Research Data Management

Data has always been central to the research. Since research data is a valuable asset, data management has been high on the agenda of governments, funders, and publishers in the context of Open Science. Good practices for managing research data have been developed to make data Findable, Accessible, Interoperable, and Reusable (FAIR).

Contemporary progress allows researchers to produce more data than ever before, but also provides tools to manage the data. Research Data Management (RDM) includes planning, collecting, processing, storing, accessing, and reusing data. RDM is simply about proper data management practices before, during, and after research.

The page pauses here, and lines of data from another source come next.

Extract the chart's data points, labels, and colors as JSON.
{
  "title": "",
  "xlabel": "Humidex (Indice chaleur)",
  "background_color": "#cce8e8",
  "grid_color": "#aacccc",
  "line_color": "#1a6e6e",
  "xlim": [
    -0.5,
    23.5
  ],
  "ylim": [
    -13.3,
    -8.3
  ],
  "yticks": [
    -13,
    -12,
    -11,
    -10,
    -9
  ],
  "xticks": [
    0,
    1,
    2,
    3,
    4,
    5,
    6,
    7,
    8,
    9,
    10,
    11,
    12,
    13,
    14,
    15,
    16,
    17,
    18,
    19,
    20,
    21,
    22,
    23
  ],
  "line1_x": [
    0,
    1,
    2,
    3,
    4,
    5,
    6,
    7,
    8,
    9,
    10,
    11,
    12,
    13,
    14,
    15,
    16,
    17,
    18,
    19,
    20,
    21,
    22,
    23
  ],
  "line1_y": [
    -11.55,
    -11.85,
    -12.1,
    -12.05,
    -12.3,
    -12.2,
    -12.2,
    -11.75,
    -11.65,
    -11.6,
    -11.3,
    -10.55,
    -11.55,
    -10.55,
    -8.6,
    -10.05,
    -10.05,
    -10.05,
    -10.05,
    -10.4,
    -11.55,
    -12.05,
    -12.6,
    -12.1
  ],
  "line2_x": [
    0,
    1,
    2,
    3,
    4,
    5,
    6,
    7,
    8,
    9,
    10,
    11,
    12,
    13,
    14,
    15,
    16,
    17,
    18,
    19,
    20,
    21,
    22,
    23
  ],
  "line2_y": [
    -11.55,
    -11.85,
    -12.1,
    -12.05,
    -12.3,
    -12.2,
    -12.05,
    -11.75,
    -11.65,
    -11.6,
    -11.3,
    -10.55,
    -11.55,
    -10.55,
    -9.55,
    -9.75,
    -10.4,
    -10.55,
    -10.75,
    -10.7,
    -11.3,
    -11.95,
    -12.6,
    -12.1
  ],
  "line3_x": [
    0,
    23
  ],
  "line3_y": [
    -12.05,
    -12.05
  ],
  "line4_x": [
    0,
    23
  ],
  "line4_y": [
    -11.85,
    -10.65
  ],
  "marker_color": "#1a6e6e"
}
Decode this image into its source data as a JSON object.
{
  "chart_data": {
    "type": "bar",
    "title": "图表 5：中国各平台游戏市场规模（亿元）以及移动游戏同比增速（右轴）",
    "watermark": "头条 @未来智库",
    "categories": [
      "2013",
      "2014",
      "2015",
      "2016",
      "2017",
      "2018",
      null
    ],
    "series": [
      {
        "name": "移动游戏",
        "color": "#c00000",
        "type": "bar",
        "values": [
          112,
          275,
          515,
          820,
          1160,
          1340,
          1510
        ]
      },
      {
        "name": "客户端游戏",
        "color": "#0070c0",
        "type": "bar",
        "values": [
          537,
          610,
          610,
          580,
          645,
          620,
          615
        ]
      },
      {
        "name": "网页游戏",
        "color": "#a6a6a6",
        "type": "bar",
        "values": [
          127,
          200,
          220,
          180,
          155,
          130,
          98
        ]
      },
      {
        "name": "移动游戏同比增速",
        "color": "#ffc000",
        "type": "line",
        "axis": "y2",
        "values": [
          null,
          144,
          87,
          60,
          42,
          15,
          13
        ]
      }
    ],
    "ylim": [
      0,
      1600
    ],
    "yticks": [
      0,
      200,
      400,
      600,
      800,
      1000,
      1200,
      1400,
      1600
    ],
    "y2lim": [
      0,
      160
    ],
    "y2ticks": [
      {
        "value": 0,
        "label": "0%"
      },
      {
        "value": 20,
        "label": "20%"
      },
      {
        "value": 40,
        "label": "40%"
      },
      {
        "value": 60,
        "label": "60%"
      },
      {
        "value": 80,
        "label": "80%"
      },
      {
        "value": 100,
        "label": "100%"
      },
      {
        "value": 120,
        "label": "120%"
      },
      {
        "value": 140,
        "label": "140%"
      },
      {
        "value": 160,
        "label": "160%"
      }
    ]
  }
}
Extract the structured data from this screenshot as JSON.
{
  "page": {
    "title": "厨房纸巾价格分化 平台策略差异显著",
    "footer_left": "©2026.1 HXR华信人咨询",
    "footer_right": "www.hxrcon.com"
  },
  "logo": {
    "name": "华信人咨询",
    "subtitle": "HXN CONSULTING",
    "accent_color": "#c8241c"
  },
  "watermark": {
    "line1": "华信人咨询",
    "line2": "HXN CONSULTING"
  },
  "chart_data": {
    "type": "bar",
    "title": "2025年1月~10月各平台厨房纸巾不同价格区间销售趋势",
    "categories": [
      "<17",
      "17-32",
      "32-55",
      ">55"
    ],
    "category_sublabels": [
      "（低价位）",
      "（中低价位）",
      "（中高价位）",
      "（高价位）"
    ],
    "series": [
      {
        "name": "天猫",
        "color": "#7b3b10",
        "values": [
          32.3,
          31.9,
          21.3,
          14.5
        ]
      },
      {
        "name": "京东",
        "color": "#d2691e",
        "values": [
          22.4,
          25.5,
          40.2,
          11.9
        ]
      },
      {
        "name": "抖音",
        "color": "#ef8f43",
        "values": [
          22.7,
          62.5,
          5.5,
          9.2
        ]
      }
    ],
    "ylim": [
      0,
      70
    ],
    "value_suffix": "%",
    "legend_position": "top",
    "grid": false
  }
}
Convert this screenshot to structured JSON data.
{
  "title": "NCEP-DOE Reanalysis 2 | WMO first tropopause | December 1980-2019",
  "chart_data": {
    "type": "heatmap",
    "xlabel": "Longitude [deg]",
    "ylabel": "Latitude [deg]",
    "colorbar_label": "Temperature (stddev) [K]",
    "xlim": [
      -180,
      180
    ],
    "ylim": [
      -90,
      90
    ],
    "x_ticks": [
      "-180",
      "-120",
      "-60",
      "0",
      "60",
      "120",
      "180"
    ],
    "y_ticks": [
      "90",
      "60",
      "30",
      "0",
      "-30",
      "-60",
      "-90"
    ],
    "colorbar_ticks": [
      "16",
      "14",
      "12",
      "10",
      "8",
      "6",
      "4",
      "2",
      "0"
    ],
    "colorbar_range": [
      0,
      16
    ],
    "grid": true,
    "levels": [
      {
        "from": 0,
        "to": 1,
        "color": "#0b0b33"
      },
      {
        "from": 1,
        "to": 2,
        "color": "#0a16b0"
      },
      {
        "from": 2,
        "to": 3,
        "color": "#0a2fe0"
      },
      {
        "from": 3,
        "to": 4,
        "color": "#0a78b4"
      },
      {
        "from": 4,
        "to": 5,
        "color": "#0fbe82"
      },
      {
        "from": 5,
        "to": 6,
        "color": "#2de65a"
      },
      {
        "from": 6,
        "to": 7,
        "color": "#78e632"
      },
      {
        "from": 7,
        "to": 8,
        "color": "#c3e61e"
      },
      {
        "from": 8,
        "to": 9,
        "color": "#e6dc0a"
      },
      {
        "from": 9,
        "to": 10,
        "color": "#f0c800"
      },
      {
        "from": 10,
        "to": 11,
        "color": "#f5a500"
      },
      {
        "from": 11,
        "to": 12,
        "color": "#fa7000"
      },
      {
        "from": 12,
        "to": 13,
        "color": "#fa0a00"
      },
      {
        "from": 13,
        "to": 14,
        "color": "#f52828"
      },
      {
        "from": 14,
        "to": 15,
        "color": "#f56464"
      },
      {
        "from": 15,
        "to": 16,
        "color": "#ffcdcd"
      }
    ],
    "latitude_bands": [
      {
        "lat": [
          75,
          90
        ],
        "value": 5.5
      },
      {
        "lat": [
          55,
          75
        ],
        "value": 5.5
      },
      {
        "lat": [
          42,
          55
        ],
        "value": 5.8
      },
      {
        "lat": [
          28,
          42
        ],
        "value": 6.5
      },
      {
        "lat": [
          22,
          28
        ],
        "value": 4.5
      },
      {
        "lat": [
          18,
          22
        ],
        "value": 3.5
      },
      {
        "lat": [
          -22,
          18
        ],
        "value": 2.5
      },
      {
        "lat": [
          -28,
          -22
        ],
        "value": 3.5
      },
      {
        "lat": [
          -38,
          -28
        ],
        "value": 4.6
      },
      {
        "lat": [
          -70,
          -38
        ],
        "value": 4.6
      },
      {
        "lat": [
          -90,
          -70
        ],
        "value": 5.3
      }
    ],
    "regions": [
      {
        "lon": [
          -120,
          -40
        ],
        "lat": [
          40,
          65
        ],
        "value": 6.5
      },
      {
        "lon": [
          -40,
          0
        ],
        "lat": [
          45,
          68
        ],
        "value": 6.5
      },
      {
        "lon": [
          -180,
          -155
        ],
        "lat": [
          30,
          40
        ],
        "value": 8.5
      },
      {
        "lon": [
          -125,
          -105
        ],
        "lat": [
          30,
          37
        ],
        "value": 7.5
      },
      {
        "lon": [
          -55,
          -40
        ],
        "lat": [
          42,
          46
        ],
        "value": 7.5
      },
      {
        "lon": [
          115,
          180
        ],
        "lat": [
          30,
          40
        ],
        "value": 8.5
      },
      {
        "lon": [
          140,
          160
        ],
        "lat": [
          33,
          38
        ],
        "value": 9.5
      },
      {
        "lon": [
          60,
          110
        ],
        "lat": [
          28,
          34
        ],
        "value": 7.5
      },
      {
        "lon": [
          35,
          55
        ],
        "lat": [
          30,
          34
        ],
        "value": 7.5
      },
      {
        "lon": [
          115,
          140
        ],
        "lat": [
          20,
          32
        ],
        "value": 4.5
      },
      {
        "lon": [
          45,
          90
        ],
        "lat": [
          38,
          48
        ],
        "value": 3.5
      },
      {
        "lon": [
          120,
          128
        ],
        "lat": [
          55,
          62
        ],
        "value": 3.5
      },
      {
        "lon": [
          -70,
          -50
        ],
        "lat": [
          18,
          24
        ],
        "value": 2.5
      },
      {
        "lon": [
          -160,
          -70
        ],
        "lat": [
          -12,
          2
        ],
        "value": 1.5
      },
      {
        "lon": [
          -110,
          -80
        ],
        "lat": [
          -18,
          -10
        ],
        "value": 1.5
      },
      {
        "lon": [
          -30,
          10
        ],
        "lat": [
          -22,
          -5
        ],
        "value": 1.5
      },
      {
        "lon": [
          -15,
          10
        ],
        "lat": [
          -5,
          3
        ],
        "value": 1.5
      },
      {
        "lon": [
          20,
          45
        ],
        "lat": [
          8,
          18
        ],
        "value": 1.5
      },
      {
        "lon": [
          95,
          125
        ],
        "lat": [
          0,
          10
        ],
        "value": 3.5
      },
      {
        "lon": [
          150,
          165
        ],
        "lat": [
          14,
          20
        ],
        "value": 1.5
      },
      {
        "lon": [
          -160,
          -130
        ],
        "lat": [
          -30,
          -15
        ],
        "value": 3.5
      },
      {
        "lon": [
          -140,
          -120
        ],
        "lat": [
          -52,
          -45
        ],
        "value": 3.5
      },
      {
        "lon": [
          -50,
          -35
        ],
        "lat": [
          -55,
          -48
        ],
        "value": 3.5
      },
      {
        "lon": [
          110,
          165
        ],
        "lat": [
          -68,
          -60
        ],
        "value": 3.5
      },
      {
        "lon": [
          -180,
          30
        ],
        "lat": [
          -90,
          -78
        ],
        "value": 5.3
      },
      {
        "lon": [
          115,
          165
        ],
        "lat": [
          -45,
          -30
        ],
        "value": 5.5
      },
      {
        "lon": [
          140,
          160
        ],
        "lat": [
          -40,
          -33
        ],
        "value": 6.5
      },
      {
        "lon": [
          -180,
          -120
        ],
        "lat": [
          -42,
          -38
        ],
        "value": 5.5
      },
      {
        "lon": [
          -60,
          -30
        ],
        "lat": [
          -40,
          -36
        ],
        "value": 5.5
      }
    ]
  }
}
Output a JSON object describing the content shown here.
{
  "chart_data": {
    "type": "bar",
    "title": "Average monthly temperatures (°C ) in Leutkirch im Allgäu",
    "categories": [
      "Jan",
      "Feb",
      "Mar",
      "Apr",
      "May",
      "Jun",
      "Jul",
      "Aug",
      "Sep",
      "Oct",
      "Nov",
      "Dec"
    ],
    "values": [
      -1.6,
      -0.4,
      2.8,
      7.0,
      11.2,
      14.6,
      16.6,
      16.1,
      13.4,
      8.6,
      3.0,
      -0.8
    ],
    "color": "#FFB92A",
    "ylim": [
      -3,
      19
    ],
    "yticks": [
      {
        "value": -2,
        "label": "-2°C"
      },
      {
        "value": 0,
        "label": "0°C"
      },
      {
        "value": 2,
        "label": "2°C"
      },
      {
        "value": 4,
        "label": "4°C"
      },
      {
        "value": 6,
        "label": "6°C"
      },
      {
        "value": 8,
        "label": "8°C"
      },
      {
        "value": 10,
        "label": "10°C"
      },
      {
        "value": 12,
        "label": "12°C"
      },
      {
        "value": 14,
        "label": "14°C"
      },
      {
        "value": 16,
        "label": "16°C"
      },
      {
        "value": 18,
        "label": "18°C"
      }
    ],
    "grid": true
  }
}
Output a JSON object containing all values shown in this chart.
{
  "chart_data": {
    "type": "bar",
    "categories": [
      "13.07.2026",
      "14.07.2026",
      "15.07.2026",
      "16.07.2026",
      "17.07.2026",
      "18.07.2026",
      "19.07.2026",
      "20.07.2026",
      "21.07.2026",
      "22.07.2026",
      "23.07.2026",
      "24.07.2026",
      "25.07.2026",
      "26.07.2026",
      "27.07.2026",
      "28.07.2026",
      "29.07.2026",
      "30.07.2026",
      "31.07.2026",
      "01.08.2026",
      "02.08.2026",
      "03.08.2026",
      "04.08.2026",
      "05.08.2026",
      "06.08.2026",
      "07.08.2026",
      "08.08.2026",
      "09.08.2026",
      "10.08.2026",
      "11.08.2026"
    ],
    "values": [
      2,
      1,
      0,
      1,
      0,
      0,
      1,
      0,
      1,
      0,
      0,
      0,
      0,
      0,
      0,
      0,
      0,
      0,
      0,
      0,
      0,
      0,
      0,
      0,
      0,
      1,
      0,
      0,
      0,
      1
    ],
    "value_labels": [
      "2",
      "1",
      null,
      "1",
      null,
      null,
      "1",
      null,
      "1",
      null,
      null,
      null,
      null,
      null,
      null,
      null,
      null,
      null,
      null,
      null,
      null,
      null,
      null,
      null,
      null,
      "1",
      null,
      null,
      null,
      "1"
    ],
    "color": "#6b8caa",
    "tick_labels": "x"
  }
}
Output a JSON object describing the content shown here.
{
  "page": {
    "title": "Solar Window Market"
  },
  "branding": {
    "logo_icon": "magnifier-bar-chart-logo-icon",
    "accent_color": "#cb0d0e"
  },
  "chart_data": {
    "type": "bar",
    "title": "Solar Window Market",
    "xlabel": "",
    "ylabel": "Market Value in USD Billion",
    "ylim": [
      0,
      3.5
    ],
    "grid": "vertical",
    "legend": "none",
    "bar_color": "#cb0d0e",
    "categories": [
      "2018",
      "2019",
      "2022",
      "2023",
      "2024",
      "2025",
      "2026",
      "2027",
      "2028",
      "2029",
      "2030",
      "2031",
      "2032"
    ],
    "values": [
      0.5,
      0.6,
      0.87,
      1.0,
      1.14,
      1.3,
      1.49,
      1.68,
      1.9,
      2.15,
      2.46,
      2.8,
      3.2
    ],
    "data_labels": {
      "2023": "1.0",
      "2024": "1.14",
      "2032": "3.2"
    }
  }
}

Research data is the evidence that supports research. The examples of data include (but are not limited to) the following: Documents, spreadsheets, questionnaires, transcripts, codebooks, models, algorithms, scripts, software application, photographs, films, audio/videotapes, video, audio, text, or image contents, protocols, diaries, field notebooks, eLANs, specimens, samples, artifacts, etc.

Research data can be generated or reused using different processes, hence their source may be: Observations (survey data), experiments (gene sequences, social experiments), simulations (economic models), compilations (database, text mining), referencing (datasets, databanks, papers), etc.

Research data comes in many forms: Text (RTF, PDF, XML), numerical (Excel, SPSS, Stata), multimedia (jpeg, mpg), software (C, Java), etc.

Thinking about research data begins before the research has started - at the moment you decide what data will be generated and/or what data (if any) will be reused. That is when RDM starts as well.

You should care! Data management practices lead to better quality and integrity of research, a greater impact of research, and greater visibility and reuse of research data all of which is the essence of Open Science. RDM is also an essential part of good research practice which is beneficial for researchers, their research institute, and the wider research community as it:

  • Prevents data loss and data corruption;
  • Makes the research process run smoother;
  • Enables to know which versions are most up-to-date;
  • Ensures finding and (re)using data again later;
  • Facilitates the sharing and reuse of data for future researchers, to develop new research;
  • Allows knowing which services are needed for research (e.g. ethical and/or legal advice);
  • Prevents fraud or bad science.